Geschichte(n) einer Resilienz

© 2021 Magdalena Bennato

Verlag und Druck:

tredition GmbH, Halenreie 40-44, 22359 Hamburg

ISBN

 

Paperback:

978-3-347-26006-1

Hardcover:

978-3-347-26007-8

e-Book:

978-3-347-26008-5

Hörbuch:

978-3-96931-441-8

Das Werk, einschließlich seiner Teile, ist urheberrechtlich geschützt. Jede Verwertung ist ohne Zustimmung des Verlages und der Autorin unzulässig. Dies gilt insbesondere für die elektronische oder sonstige Vervielfältigung, Übersetzung, Verbreitung und öffentliche Zugänglichmachung.

Für meine Wegbegleiter, die mein Leben bereichern, mit Verständnis, Geduld, mit Tiefe und Liebe.

1

Wir wohnen noch im Haus meiner Großeltern.
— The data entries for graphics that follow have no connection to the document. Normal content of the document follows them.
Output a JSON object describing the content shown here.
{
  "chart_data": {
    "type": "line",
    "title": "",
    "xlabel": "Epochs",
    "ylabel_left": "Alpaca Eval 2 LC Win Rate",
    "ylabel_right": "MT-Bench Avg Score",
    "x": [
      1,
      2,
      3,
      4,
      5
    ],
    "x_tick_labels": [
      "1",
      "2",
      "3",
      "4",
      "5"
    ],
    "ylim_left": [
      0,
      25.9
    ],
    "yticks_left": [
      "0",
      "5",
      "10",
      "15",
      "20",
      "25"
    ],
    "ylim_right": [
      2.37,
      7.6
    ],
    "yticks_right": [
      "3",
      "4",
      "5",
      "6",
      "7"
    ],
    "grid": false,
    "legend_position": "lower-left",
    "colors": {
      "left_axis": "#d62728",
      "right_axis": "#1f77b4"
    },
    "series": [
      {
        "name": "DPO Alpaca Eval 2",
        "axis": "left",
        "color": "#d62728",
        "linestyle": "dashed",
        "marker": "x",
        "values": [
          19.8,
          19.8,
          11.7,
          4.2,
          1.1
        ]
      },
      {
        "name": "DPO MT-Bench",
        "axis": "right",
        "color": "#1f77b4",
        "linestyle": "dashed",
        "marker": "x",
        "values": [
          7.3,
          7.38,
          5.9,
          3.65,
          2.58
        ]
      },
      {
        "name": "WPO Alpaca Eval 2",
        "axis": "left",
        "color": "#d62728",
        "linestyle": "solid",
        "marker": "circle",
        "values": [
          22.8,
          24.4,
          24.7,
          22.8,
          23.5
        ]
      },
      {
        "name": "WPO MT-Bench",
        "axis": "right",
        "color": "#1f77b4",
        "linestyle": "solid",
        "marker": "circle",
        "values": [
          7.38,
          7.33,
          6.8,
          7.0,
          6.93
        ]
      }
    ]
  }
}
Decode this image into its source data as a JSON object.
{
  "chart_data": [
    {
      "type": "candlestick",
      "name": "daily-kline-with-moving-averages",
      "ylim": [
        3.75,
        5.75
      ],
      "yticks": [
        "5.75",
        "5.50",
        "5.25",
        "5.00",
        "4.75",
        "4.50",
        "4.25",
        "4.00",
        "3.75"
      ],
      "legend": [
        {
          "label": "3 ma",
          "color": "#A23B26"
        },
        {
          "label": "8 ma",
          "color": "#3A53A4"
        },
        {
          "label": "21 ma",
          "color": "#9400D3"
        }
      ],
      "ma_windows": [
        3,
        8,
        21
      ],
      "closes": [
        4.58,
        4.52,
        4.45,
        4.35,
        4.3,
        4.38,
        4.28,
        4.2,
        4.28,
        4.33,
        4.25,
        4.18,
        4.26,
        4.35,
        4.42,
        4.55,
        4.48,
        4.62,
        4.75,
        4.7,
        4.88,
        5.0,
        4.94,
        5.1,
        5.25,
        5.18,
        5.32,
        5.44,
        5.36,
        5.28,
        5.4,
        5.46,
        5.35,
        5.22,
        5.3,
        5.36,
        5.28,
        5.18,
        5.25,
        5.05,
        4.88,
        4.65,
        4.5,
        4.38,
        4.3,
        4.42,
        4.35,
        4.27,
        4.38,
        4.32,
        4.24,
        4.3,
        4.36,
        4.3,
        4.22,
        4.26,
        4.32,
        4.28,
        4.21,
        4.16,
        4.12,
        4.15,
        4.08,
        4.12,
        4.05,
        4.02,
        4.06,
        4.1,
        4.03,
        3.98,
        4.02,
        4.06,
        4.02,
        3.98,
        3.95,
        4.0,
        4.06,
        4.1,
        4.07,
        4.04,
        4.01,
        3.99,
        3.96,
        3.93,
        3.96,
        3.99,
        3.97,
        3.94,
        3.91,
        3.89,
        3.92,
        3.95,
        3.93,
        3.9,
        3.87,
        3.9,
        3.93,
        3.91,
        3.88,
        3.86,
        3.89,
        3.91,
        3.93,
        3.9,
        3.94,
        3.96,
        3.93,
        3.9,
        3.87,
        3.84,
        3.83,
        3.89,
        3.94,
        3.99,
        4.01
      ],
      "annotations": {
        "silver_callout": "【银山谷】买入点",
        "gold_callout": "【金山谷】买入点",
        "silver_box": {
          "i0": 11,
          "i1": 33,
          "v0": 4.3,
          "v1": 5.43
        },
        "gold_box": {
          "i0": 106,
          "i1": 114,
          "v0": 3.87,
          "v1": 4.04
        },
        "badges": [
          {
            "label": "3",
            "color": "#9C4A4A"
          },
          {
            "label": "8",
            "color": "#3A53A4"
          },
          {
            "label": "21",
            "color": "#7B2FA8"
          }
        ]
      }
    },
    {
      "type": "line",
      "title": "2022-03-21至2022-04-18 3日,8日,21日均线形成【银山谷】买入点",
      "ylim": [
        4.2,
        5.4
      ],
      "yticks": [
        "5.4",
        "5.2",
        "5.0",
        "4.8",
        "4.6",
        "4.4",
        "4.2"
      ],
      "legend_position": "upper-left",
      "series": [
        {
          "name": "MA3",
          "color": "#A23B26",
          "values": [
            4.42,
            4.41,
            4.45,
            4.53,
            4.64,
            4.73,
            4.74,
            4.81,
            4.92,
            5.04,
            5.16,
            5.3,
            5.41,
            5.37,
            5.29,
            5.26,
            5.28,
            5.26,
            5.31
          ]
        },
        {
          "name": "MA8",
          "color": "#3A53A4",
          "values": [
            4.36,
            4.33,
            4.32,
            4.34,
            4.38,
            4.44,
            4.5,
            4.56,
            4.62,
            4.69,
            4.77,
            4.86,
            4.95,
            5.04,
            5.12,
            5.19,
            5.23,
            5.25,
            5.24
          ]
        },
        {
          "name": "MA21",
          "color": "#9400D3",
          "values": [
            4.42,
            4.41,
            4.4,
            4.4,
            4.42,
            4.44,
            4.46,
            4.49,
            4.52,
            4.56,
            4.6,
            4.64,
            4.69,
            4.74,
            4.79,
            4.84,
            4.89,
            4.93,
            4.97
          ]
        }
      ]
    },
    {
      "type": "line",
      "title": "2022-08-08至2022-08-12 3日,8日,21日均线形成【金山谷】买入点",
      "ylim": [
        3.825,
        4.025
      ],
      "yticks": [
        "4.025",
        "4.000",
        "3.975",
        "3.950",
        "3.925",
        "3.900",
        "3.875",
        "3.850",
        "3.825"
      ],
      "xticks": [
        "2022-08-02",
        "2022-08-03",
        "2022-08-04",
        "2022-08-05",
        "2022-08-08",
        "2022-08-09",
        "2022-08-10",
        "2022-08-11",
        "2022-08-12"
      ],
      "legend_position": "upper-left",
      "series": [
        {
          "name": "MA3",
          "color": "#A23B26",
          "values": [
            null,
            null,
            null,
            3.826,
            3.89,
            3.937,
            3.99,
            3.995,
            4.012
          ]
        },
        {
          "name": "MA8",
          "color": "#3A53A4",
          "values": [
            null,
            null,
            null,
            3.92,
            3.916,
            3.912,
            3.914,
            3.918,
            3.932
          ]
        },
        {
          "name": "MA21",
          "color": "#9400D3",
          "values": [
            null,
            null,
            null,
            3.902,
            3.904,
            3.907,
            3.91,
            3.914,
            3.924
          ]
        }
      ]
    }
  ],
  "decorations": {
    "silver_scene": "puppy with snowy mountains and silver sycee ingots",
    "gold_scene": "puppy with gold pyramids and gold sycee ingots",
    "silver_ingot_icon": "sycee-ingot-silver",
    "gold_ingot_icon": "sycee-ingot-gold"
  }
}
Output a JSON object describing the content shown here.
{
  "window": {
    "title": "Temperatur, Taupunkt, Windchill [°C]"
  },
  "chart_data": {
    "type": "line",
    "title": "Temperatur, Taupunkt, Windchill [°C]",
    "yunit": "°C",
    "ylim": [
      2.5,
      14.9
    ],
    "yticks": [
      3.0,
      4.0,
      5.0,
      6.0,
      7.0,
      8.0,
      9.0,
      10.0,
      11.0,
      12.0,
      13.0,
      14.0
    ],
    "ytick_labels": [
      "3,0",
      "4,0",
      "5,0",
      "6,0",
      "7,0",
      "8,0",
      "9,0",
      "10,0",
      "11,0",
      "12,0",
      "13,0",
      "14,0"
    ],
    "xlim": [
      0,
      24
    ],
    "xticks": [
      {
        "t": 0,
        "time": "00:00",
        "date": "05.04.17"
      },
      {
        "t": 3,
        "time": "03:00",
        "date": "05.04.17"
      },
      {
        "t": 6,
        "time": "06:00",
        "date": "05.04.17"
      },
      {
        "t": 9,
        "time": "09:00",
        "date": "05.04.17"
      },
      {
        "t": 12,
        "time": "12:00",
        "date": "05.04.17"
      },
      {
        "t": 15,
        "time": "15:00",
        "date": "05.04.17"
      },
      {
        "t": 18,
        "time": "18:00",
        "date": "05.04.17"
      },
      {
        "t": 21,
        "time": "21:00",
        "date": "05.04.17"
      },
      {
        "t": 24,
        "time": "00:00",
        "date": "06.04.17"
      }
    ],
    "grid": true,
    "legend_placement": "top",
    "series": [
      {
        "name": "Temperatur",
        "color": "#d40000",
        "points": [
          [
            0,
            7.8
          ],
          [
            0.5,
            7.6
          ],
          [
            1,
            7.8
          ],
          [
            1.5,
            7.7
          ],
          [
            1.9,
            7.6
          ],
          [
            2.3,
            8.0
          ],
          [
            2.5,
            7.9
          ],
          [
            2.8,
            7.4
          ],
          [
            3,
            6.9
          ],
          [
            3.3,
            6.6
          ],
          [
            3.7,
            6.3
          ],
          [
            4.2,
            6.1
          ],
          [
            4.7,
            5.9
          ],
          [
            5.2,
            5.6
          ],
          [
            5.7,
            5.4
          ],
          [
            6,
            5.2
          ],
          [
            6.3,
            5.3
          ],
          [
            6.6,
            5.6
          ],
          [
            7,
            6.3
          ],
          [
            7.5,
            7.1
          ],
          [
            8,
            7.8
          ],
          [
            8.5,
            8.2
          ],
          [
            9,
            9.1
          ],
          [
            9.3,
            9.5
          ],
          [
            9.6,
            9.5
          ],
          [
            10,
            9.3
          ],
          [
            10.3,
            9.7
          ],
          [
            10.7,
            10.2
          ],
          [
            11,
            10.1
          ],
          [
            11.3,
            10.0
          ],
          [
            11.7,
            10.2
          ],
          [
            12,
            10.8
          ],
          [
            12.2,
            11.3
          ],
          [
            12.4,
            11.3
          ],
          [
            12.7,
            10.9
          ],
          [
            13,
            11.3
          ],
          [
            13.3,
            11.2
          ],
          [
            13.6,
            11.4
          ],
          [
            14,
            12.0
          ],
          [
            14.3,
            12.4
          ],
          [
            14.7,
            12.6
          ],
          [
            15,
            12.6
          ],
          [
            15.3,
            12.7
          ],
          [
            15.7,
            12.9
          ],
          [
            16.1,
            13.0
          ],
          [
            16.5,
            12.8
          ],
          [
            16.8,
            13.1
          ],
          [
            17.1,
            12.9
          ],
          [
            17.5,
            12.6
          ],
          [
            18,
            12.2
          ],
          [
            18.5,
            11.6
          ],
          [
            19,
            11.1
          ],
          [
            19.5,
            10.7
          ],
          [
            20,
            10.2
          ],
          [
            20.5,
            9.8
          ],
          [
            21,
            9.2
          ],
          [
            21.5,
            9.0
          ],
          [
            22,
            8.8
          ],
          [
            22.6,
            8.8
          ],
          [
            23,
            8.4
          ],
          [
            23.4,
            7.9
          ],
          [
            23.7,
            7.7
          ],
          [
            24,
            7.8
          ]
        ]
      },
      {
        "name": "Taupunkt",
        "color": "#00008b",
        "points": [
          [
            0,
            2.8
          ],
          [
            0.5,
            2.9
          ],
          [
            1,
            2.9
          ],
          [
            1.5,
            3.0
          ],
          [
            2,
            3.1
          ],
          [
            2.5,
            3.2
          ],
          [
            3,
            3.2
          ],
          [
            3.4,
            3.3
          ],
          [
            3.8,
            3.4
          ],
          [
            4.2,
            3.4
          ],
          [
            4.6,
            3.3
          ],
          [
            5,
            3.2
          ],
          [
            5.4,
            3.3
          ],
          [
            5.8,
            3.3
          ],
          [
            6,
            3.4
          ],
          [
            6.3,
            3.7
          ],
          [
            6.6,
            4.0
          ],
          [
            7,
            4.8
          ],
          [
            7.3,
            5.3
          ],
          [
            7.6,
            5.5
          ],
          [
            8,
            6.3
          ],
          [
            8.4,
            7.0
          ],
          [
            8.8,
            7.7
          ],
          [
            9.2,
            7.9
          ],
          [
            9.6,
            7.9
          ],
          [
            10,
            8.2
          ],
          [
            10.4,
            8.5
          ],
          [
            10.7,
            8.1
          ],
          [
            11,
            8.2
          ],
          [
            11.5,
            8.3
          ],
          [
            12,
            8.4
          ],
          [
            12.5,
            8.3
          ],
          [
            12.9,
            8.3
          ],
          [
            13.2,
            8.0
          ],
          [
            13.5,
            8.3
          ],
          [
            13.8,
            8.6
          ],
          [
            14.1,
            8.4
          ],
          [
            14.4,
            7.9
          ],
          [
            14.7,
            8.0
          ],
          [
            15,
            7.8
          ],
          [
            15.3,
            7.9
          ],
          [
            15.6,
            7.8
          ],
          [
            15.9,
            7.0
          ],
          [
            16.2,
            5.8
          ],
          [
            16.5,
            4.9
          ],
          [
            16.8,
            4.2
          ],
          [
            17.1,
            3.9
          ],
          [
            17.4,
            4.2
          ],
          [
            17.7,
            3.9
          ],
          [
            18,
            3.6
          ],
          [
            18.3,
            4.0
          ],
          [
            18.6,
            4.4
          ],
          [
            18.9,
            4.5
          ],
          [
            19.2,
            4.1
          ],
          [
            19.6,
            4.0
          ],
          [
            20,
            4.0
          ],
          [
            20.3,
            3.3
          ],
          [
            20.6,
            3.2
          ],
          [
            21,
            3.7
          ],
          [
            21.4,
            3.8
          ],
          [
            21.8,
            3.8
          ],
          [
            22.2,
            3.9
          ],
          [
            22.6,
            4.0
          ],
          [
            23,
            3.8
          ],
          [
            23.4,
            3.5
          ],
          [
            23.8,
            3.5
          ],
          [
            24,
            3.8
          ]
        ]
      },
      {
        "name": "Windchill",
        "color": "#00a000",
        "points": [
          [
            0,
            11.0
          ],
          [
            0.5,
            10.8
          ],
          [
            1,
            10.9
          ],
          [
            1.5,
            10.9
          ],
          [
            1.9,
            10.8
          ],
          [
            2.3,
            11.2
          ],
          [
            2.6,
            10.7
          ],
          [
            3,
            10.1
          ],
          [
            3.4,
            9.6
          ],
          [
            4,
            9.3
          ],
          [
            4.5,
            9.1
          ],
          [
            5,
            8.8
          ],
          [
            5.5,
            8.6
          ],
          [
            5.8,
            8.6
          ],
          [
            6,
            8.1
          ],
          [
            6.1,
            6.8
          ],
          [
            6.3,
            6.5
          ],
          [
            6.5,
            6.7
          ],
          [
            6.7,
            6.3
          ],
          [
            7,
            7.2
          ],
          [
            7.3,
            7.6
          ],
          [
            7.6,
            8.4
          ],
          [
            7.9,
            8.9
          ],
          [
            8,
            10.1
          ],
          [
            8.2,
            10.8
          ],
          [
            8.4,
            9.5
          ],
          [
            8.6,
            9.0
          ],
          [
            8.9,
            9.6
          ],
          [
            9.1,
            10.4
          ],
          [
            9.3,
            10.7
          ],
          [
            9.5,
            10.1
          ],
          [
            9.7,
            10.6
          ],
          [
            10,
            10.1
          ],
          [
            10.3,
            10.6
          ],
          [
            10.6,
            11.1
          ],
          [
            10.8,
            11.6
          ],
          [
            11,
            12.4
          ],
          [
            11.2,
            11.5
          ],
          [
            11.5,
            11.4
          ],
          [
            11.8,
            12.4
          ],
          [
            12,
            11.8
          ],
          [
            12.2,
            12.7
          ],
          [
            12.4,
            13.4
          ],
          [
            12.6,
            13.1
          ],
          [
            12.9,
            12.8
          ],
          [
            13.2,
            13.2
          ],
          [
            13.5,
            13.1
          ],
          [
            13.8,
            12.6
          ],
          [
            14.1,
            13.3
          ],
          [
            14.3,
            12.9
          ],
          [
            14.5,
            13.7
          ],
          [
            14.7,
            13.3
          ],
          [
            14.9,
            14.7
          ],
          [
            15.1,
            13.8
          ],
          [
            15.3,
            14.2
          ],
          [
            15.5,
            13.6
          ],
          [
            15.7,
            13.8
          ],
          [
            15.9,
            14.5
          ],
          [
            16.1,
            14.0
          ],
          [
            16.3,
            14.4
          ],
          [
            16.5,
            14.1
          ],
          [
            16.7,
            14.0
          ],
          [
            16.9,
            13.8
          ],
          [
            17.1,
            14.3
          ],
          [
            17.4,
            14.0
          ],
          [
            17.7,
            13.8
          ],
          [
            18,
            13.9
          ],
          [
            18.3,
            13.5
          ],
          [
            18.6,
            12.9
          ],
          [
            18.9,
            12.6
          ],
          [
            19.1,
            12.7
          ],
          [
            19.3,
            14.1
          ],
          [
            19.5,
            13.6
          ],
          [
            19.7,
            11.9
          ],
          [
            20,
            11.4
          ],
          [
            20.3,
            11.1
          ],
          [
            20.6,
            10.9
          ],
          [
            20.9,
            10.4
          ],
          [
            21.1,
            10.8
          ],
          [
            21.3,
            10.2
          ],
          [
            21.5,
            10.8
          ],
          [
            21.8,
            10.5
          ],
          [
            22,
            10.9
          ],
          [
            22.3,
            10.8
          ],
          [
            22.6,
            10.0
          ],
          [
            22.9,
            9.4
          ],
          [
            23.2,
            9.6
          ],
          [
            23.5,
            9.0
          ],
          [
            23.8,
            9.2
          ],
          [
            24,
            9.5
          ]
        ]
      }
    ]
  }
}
Ein Kälbchen, rot-weiß, steht angebunden an der Kellertür. Es blökt nach seiner Mama.

Die Kuh im Stall muht laut, ohne Pause. Sie ist am Trog festgebunden. Sie verdreht ihren Kopf so stark, dass das Augenweiß hervortritt.

Das Kälbchen hat große, schwarze Augen.

Es zieht an der Schnur. Will wieder zu seiner Mutter.

Es ist kein halbes Jahr alt. Ein kleines Kälbchen. Männlich. Nutzlos – sagt Großvater.

Es wird geschlachtet, zerstückelt und verkauft.

Ein Geheimtipp unter den Nachbarn und Bekannten meiner Großeltern.

Es ist strengstens verboten, Tiere zum Verkauf zu züchten. Mein Großvater tut es trotzdem. Es ist im Kommunismus, und Kalbfleisch ist eine Delikatesse.

*

Ich sehe mich am Küchenfenster stehen. Ich weine und schreie nach meiner Mutter.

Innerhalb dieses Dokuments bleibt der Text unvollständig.